Des semaines de 50 heures, mais une indépendance appréciée

Stefan Lichtinghagen en train de soigner un patient dans son cabinet médical de Marienheide
Stefan Lichtinghagen a repris le cabinet médical de son père et il ne le regrette pasImage : Oliver Pieper/DW

Ce matin, Stefan Lichtinghagen a détecté une appendicite chez une patiente de 20 ans qui lui avait été envoyée par les urgences pour une cystite. Il a soigné un homme pour des problèmes respiratoires - un voisin qu'il connaît depuis l'adolescence - et aussi un retraité de 91 ans qui s'était ouvert la tête en tombant pendant qu'il faisait du jardinage.

Avec 3.300 patients par trimestre et des visites à domicile, Stefan Lichtinghagen fait facilement des semaines de 50 heures, mais il n'a jamais regretté son choix.

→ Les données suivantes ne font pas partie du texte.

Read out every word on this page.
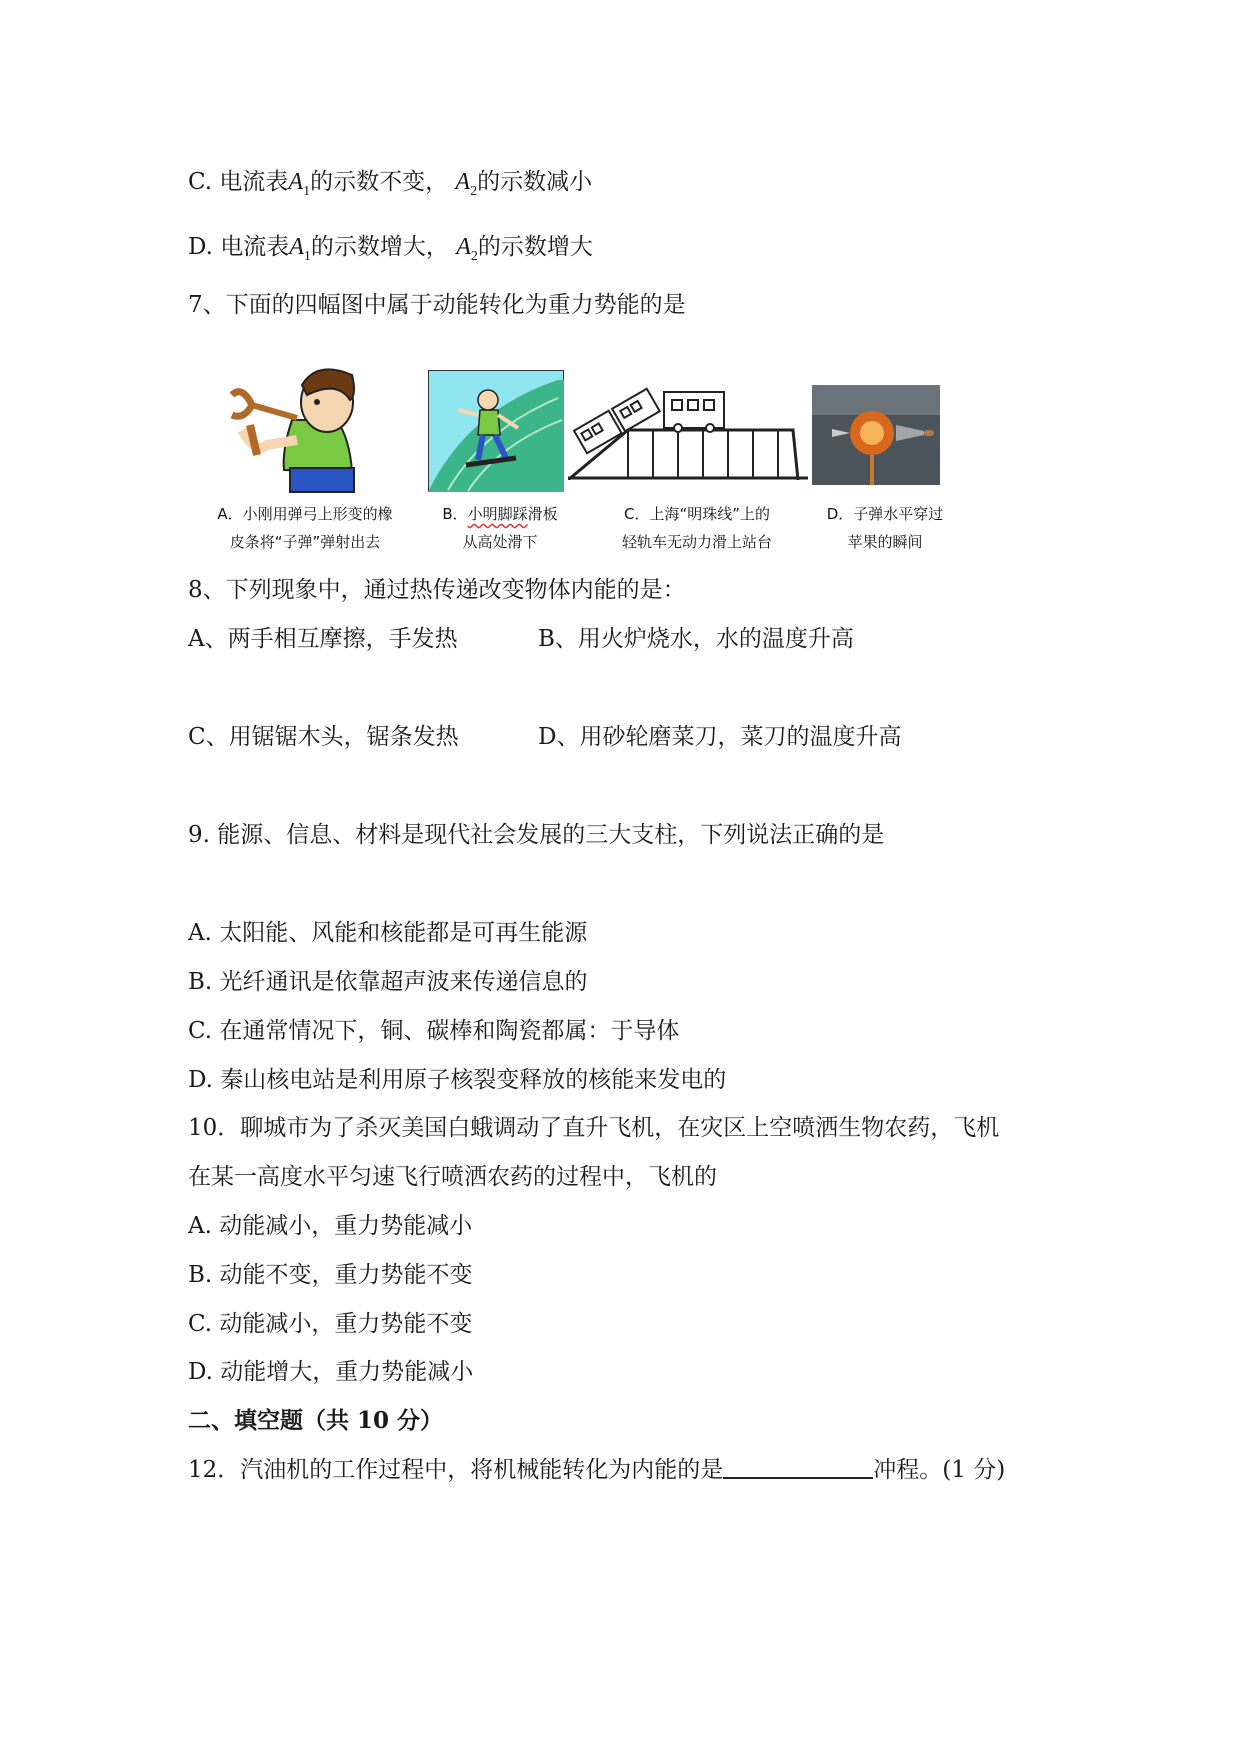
C. 电流表$A_1$的示数不变， $A_2$的示数减小
D. 电流表$A_1$的示数增大， $A_2$的示数增大
7、下面的四幅图中属于动能转化为重力势能的是
A．小刚用弹弓上形变的橡
皮条将“子弹”弹射出去
B．小明脚踩滑板
从高处滑下
C．上海“明珠线”上的
轻轨车无动力滑上站台
D．子弹水平穿过
苹果的瞬间
8、下列现象中，通过热传递改变物体内能的是：
A、两手相互摩擦，手发热	B、用火炉烧水，水的温度升高
C、用锯锯木头，锯条发热	D、用砂轮磨菜刀，菜刀的温度升高
9. 能源、信息、材料是现代社会发展的三大支柱，下列说法正确的是
A. 太阳能、风能和核能都是可再生能源
B. 光纤通讯是依靠超声波来传递信息的
C. 在通常情况下，铜、碳棒和陶瓷都属：于导体
D. 秦山核电站是利用原子核裂变释放的核能来发电的
10．聊城市为了杀灭美国白蛾调动了直升飞机，在灾区上空喷洒生物农药，飞机
在某一高度水平匀速飞行喷洒农药的过程中，飞机的
A. 动能减小，重力势能减小
B. 动能不变，重力势能不变
C. 动能减小，重力势能不变
D. 动能增大，重力势能减小
二、填空题（共 10 分）
12．汽油机的工作过程中，将机械能转化为内能的是	冲程。(1 分)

Il connaît ses patients par cœur et ceux-ci le lui rendent bien. 

Le docteur Lichtinghagen apprécie aussi d'être son propre patron, mais contrairement à son père, il n'a pas voulu travailler seul.

Il partage son cabinet depuis 2005 avec une collègue et est conscient d'avoir de la chance : de moins en moins de jeunes médecins osent se mettre à leur compte en tant que généralistes. 

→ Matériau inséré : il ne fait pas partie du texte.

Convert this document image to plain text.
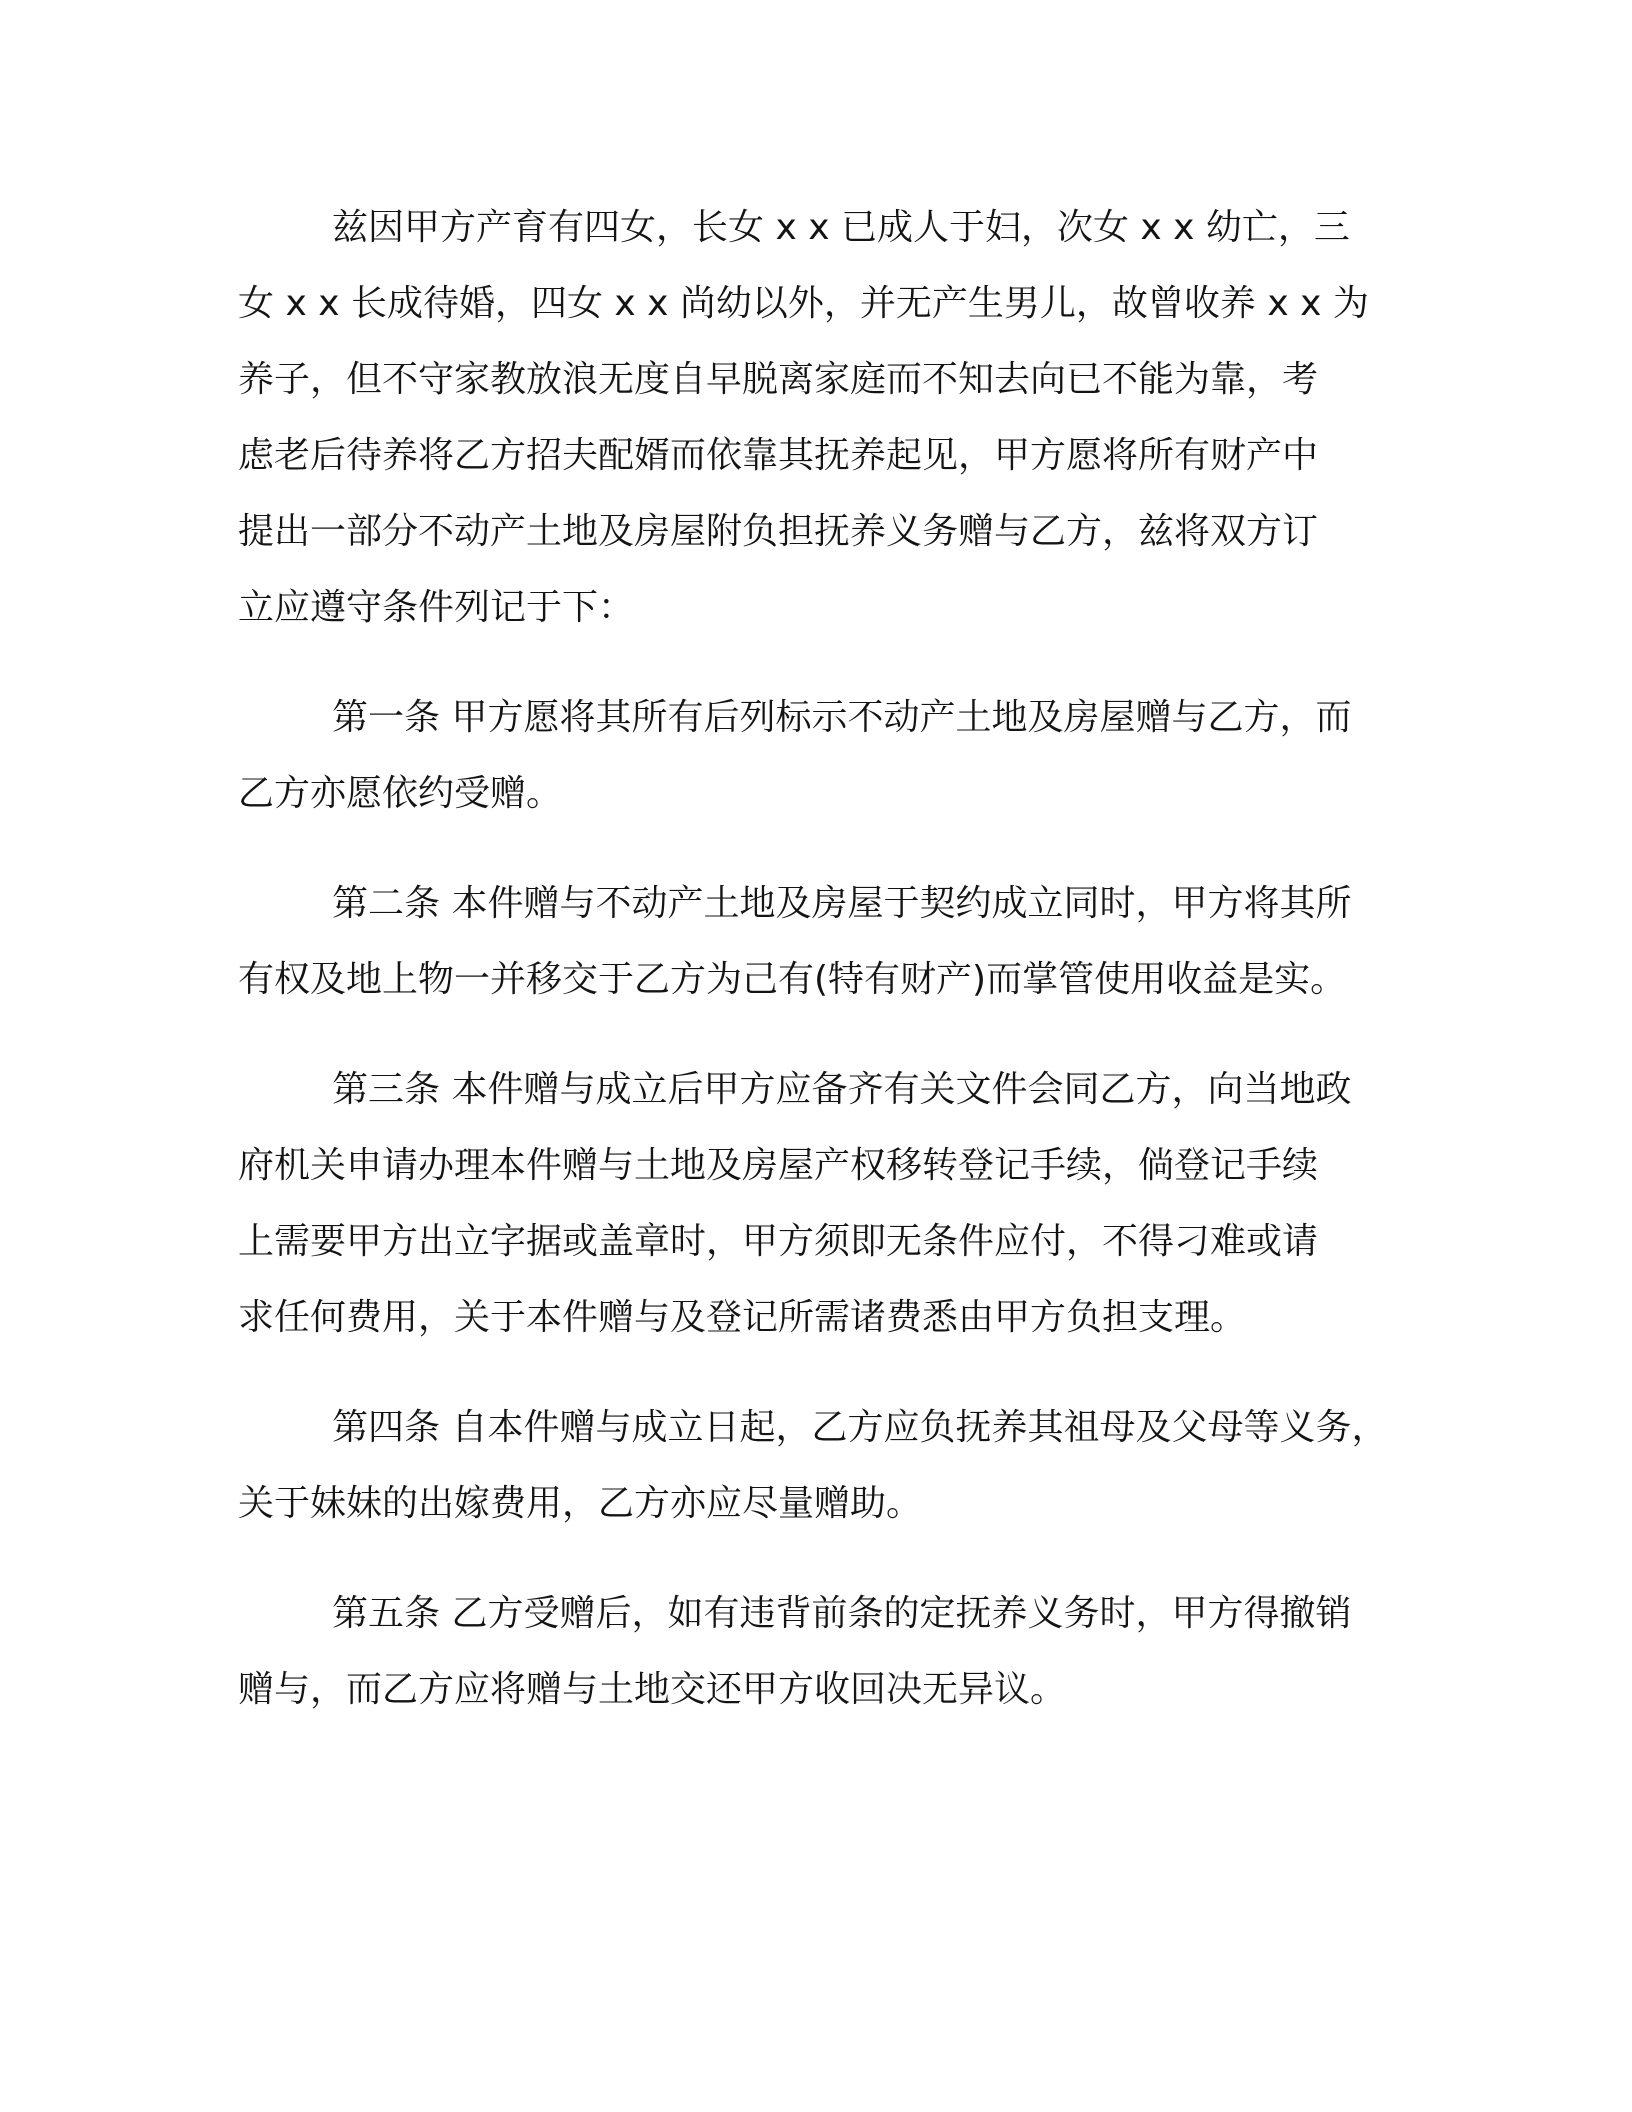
兹因甲方产育有四女，长女 x x 已成人于妇，次女 x x 幼亡，三
女 x x 长成待婚，四女 x x 尚幼以外，并无产生男儿，故曾收养 x x 为
养子，但不守家教放浪无度自早脱离家庭而不知去向已不能为靠，考
虑老后待养将乙方招夫配婿而依靠其抚养起见，甲方愿将所有财产中
提出一部分不动产土地及房屋附负担抚养义务赠与乙方，兹将双方订
立应遵守条件列记于下：

第一条 甲方愿将其所有后列标示不动产土地及房屋赠与乙方，而
乙方亦愿依约受赠。

第二条 本件赠与不动产土地及房屋于契约成立同时，甲方将其所
有权及地上物一并移交于乙方为己有(特有财产)而掌管使用收益是实。

第三条 本件赠与成立后甲方应备齐有关文件会同乙方，向当地政
府机关申请办理本件赠与土地及房屋产权移转登记手续，倘登记手续
上需要甲方出立字据或盖章时，甲方须即无条件应付，不得刁难或请
求任何费用，关于本件赠与及登记所需诸费悉由甲方负担支理。

第四条 自本件赠与成立日起，乙方应负抚养其祖母及父母等义务，
关于妹妹的出嫁费用，乙方亦应尽量赠助。

第五条 乙方受赠后，如有违背前条的定抚养义务时，甲方得撤销
赠与，而乙方应将赠与土地交还甲方收回决无异议。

D'ici 2035, 11.000 postes de médecins généralistes devraient être vacants, selon une étude de la fondation Robert Bosch.

Déjà des déserts médicaux en Allemagne

Ce recul des vocations risque d'avoir des conséquences dramatiques pour l'Allemagne : 40% des circonscriptions rurales sont menacées de devenir des déserts médicaux.

Une offre d'emploi affichée sur une route : on recherche un médecin généraliste à la campagne
11.000 postes de médecins généralistes seront vacants d'ici une dizaine d'années, et cela concerne surtout les zones ruralesImage : Anke Waelischmiller/SVEN SIMON/picture alliance

Et la tendance est à la hausse puisque plus d'un médecin sur trois est âgé de plus de 60 ans et proche de la retraite. Stefan Lichtinghagen et sa collègue traitent déjà des patients dans un rayon de 25 km et ils ne peuvent plus en accepter de nouveaux.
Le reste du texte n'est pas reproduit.